I'm launching the convertation using the official script from here:

# Quantize HF Mixtral into FP8 and export trtllm checkpoint
python ../quantization/quantize.py --model_dir ./Mixtral-8x7B-v0.1 \
                                   --dtype float16 \
                                   --qformat fp8 \
                                   --kv_cache_dtype fp8 \
                                   --output_dir ./tllm_checkpoint_mixtral_2gpu \
                                   --calib_size 512 \
                                   --tp_size 2

# Build trtllm engines from the trtllm checkpoint
# Enable fp8 context fmha to get further acceleration by setting `--use_fp8_context_fmha enable`
trtllm-build --checkpoint_dir ./tllm_checkpoint_mixtral_2gpu \
             --output_dir ./engine_outputs \
             --gemm_plugin float16 \
             --strongly_typed \
             --workers 2

I've had 2 H100 gpus with 81gbs of memory and the first gpu had 80gb of memory allocated and the second had 40gb and the convertation failed.

Expected behavior

Successful model convertation

actual behavior

OOM Failure

additional notes

I've managed to fix it by going deep into nvidia-ammo.

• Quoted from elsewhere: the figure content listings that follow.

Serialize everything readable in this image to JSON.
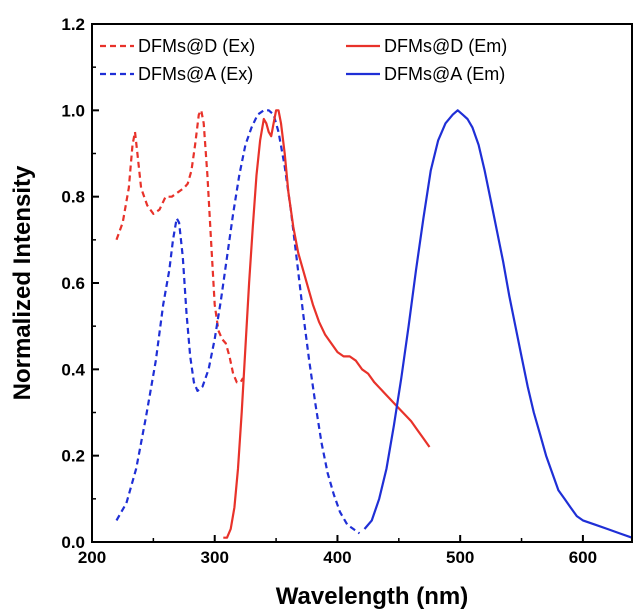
{
  "chart_data": {
    "type": "line",
    "title": "",
    "xlabel": "Wavelength (nm)",
    "ylabel": "Normalized Intensity",
    "xlim": [
      200,
      640
    ],
    "ylim": [
      0.0,
      1.2
    ],
    "xticks": [
      200,
      300,
      400,
      500,
      600
    ],
    "xtick_labels": [
      "200",
      "300",
      "400",
      "500",
      "600"
    ],
    "yticks": [
      0.0,
      0.2,
      0.4,
      0.6,
      0.8,
      1.0,
      1.2
    ],
    "ytick_labels": [
      "0.0",
      "0.2",
      "0.4",
      "0.6",
      "0.8",
      "1.0",
      "1.2"
    ],
    "grid": false,
    "legend_position": "top",
    "series": [
      {
        "name": "DFMs@D (Ex)",
        "color": "#e8322a",
        "dash": "dashed",
        "points": [
          [
            220,
            0.7
          ],
          [
            225,
            0.74
          ],
          [
            230,
            0.82
          ],
          [
            233,
            0.92
          ],
          [
            235,
            0.95
          ],
          [
            237,
            0.9
          ],
          [
            240,
            0.82
          ],
          [
            245,
            0.78
          ],
          [
            250,
            0.76
          ],
          [
            255,
            0.77
          ],
          [
            260,
            0.8
          ],
          [
            265,
            0.8
          ],
          [
            270,
            0.81
          ],
          [
            275,
            0.82
          ],
          [
            278,
            0.83
          ],
          [
            281,
            0.86
          ],
          [
            284,
            0.92
          ],
          [
            287,
            0.99
          ],
          [
            289,
            1.0
          ],
          [
            291,
            0.97
          ],
          [
            294,
            0.85
          ],
          [
            297,
            0.7
          ],
          [
            300,
            0.55
          ],
          [
            303,
            0.49
          ],
          [
            306,
            0.47
          ],
          [
            309,
            0.46
          ],
          [
            312,
            0.43
          ],
          [
            315,
            0.39
          ],
          [
            318,
            0.37
          ],
          [
            321,
            0.37
          ],
          [
            323,
            0.38
          ]
        ]
      },
      {
        "name": "DFMs@A (Ex)",
        "color": "#1f2fd6",
        "dash": "dashed",
        "points": [
          [
            220,
            0.05
          ],
          [
            228,
            0.09
          ],
          [
            236,
            0.17
          ],
          [
            244,
            0.29
          ],
          [
            252,
            0.42
          ],
          [
            258,
            0.55
          ],
          [
            263,
            0.63
          ],
          [
            266,
            0.7
          ],
          [
            269,
            0.75
          ],
          [
            271,
            0.74
          ],
          [
            274,
            0.66
          ],
          [
            277,
            0.53
          ],
          [
            280,
            0.43
          ],
          [
            283,
            0.37
          ],
          [
            286,
            0.35
          ],
          [
            290,
            0.36
          ],
          [
            295,
            0.4
          ],
          [
            300,
            0.47
          ],
          [
            305,
            0.56
          ],
          [
            310,
            0.66
          ],
          [
            315,
            0.76
          ],
          [
            320,
            0.85
          ],
          [
            325,
            0.92
          ],
          [
            330,
            0.96
          ],
          [
            335,
            0.99
          ],
          [
            340,
            1.0
          ],
          [
            344,
            1.0
          ],
          [
            348,
            0.99
          ],
          [
            352,
            0.95
          ],
          [
            357,
            0.87
          ],
          [
            362,
            0.77
          ],
          [
            367,
            0.65
          ],
          [
            372,
            0.53
          ],
          [
            377,
            0.42
          ],
          [
            382,
            0.32
          ],
          [
            387,
            0.23
          ],
          [
            392,
            0.16
          ],
          [
            397,
            0.11
          ],
          [
            402,
            0.07
          ],
          [
            408,
            0.04
          ],
          [
            413,
            0.03
          ],
          [
            418,
            0.02
          ]
        ]
      },
      {
        "name": "DFMs@D (Em)",
        "color": "#e8322a",
        "dash": "solid",
        "points": [
          [
            307,
            0.01
          ],
          [
            310,
            0.01
          ],
          [
            313,
            0.03
          ],
          [
            316,
            0.08
          ],
          [
            319,
            0.17
          ],
          [
            322,
            0.3
          ],
          [
            325,
            0.45
          ],
          [
            328,
            0.6
          ],
          [
            331,
            0.73
          ],
          [
            334,
            0.85
          ],
          [
            337,
            0.93
          ],
          [
            340,
            0.98
          ],
          [
            342,
            0.97
          ],
          [
            344,
            0.95
          ],
          [
            346,
            0.94
          ],
          [
            348,
            0.97
          ],
          [
            350,
            1.0
          ],
          [
            352,
            1.0
          ],
          [
            354,
            0.97
          ],
          [
            357,
            0.9
          ],
          [
            360,
            0.81
          ],
          [
            364,
            0.73
          ],
          [
            368,
            0.67
          ],
          [
            372,
            0.63
          ],
          [
            376,
            0.59
          ],
          [
            380,
            0.55
          ],
          [
            385,
            0.51
          ],
          [
            390,
            0.48
          ],
          [
            395,
            0.46
          ],
          [
            400,
            0.44
          ],
          [
            405,
            0.43
          ],
          [
            410,
            0.43
          ],
          [
            415,
            0.42
          ],
          [
            420,
            0.4
          ],
          [
            425,
            0.39
          ],
          [
            430,
            0.37
          ],
          [
            440,
            0.34
          ],
          [
            450,
            0.31
          ],
          [
            460,
            0.28
          ],
          [
            465,
            0.26
          ],
          [
            470,
            0.24
          ],
          [
            475,
            0.22
          ]
        ]
      },
      {
        "name": "DFMs@A (Em)",
        "color": "#1f2fd6",
        "dash": "solid",
        "points": [
          [
            422,
            0.03
          ],
          [
            428,
            0.05
          ],
          [
            434,
            0.1
          ],
          [
            440,
            0.17
          ],
          [
            446,
            0.27
          ],
          [
            452,
            0.38
          ],
          [
            458,
            0.5
          ],
          [
            464,
            0.63
          ],
          [
            470,
            0.75
          ],
          [
            476,
            0.86
          ],
          [
            482,
            0.93
          ],
          [
            488,
            0.97
          ],
          [
            494,
            0.99
          ],
          [
            498,
            1.0
          ],
          [
            502,
            0.99
          ],
          [
            506,
            0.98
          ],
          [
            510,
            0.96
          ],
          [
            515,
            0.92
          ],
          [
            520,
            0.86
          ],
          [
            525,
            0.79
          ],
          [
            530,
            0.72
          ],
          [
            535,
            0.65
          ],
          [
            540,
            0.57
          ],
          [
            545,
            0.5
          ],
          [
            550,
            0.43
          ],
          [
            555,
            0.36
          ],
          [
            560,
            0.3
          ],
          [
            565,
            0.25
          ],
          [
            570,
            0.2
          ],
          [
            575,
            0.16
          ],
          [
            580,
            0.12
          ],
          [
            585,
            0.1
          ],
          [
            590,
            0.08
          ],
          [
            595,
            0.06
          ],
          [
            600,
            0.05
          ],
          [
            610,
            0.04
          ],
          [
            620,
            0.03
          ],
          [
            630,
            0.02
          ],
          [
            640,
            0.01
          ]
        ]
      }
    ]
  }
}
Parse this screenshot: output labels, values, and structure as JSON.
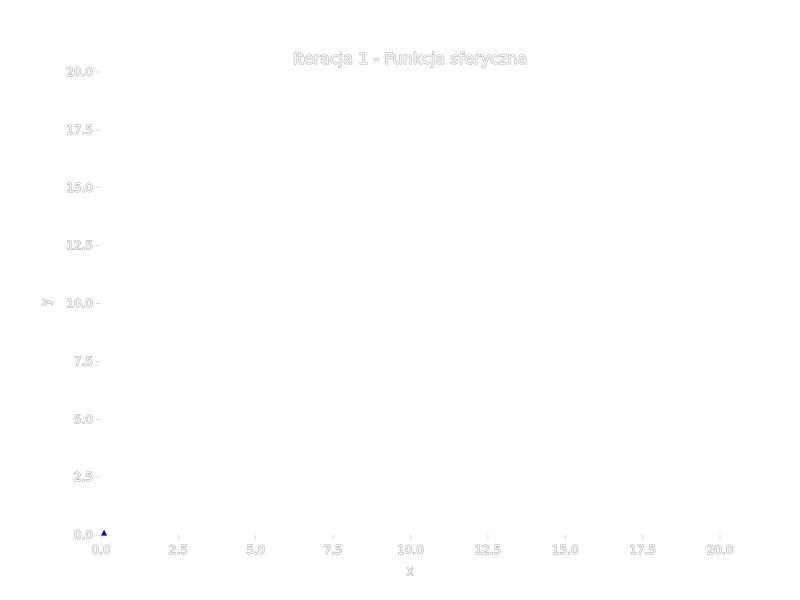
{
  "chart_data": {
    "type": "scatter",
    "title": "Iteracja 1 - Funkcja sferyczna",
    "xlabel": "x",
    "ylabel": "y",
    "xlim": [
      0,
      20
    ],
    "ylim": [
      0,
      20
    ],
    "xticks": [
      "0.0",
      "2.5",
      "5.0",
      "7.5",
      "10.0",
      "12.5",
      "15.0",
      "17.5",
      "20.0"
    ],
    "yticks": [
      "0.0",
      "2.5",
      "5.0",
      "7.5",
      "10.0",
      "12.5",
      "15.0",
      "17.5",
      "20.0"
    ],
    "grid": false,
    "series": [
      {
        "color": "#0000cc",
        "marker": "triangle",
        "points": [
          {
            "x": 0.1,
            "y": 0.1
          }
        ]
      }
    ]
  }
}
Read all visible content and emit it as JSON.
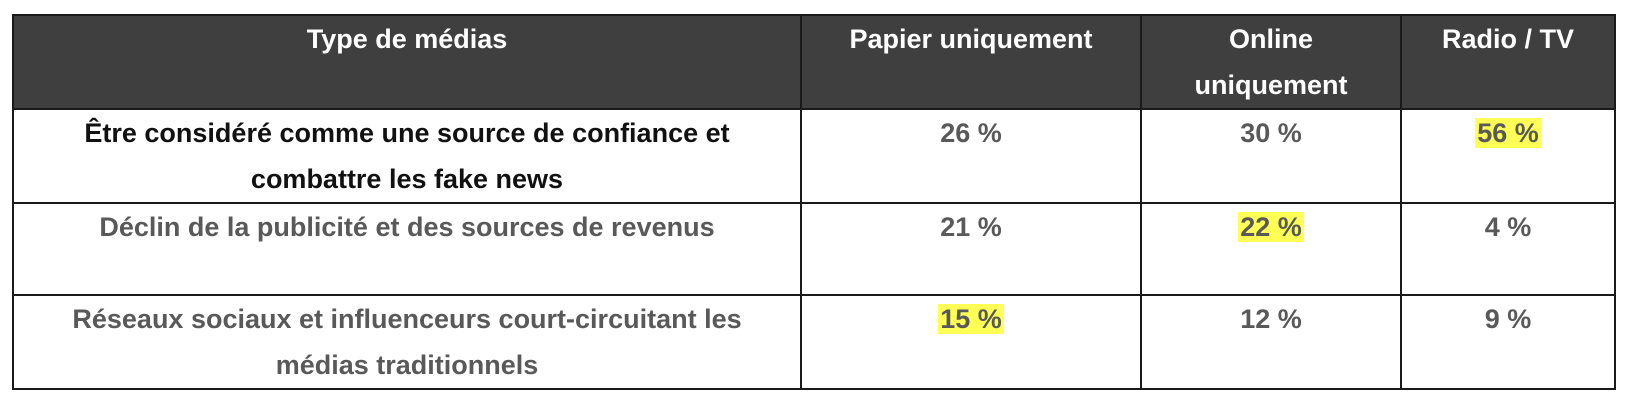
{
  "table": {
    "header": [
      "Type de médias",
      "Papier uniquement",
      "Online uniquement",
      "Radio / TV"
    ],
    "rows": [
      [
        "Être considéré comme une source de confiance et combattre les fake news",
        "26 %",
        "30 %",
        "56 %"
      ],
      [
        "Déclin de la publicité et des sources de revenus",
        "21 %",
        "22 %",
        "4 %"
      ],
      [
        "Réseaux sociaux et influenceurs court-circuitant les médias traditionnels",
        "15 %",
        "12 %",
        "9 %"
      ]
    ]
  }
}
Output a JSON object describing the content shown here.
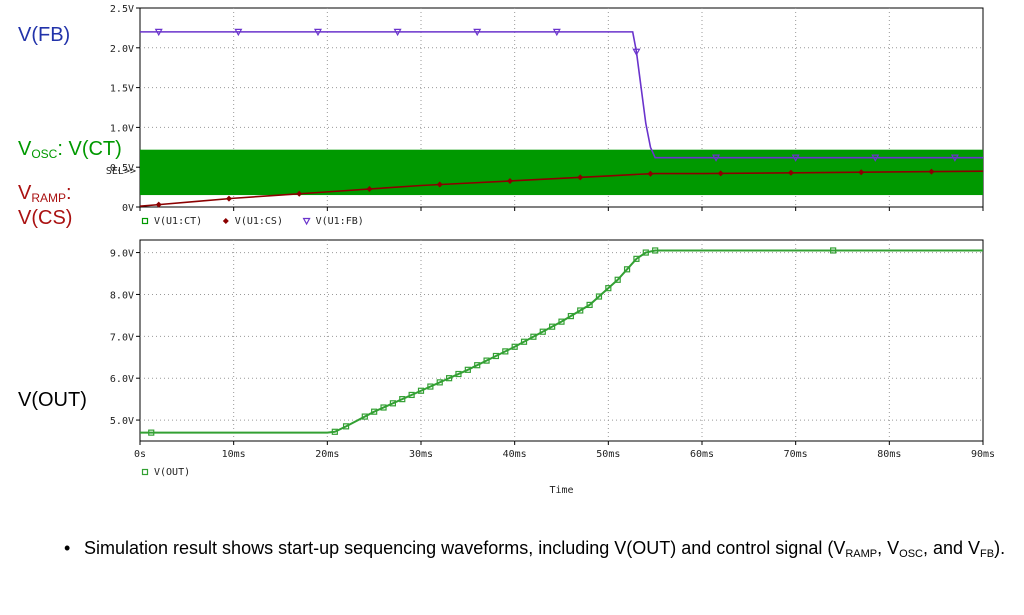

My version is:

Name: nvidia-ammo
Version: 0.9.3

I've found that in the file ammo/torch/export/layer_utils.py in function _build_stacked_linear tensor concatenation results in OOM so I fixed it by moving tensors on the cpu

def _build_stacked_linear(experts: nn.Module, module_name, linear_type, dtype):
    config = LinearConfig(linear_type=linear_type)

    first_module = getattr(experts[0], module_name)
    # weights
    config.weight = torch.stack(
        [getattr(e, module_name).weight.detach().type(dtype).cpu() for e in experts] # <-- added `cpu()` here
    )

And it fixed the problem and my gpus both had 46gb used.

I do not have any access to nvidia-ammo codebase, hopefully this helps everyone running into this issue and maybe some sort of .cpu() fix can be merged into nvidia-ammo for the next release?

MrD005 commented 4 months ago

i am doing same fp8 quantization but on llama-2 34b model and using 4xH100 and i am facing the same issue as well

Slyne commented 4 months ago

Saw similar issue with A10G + llama3 8B. Also solved this issue with similar tricks by manually edit the source code in ammo to move tensors from gpu to cpu.

nv-guomingz commented 3 months ago

trt-llm will add the --device knob in coming release, then you can specify the --device cpu to avoid such oom issues.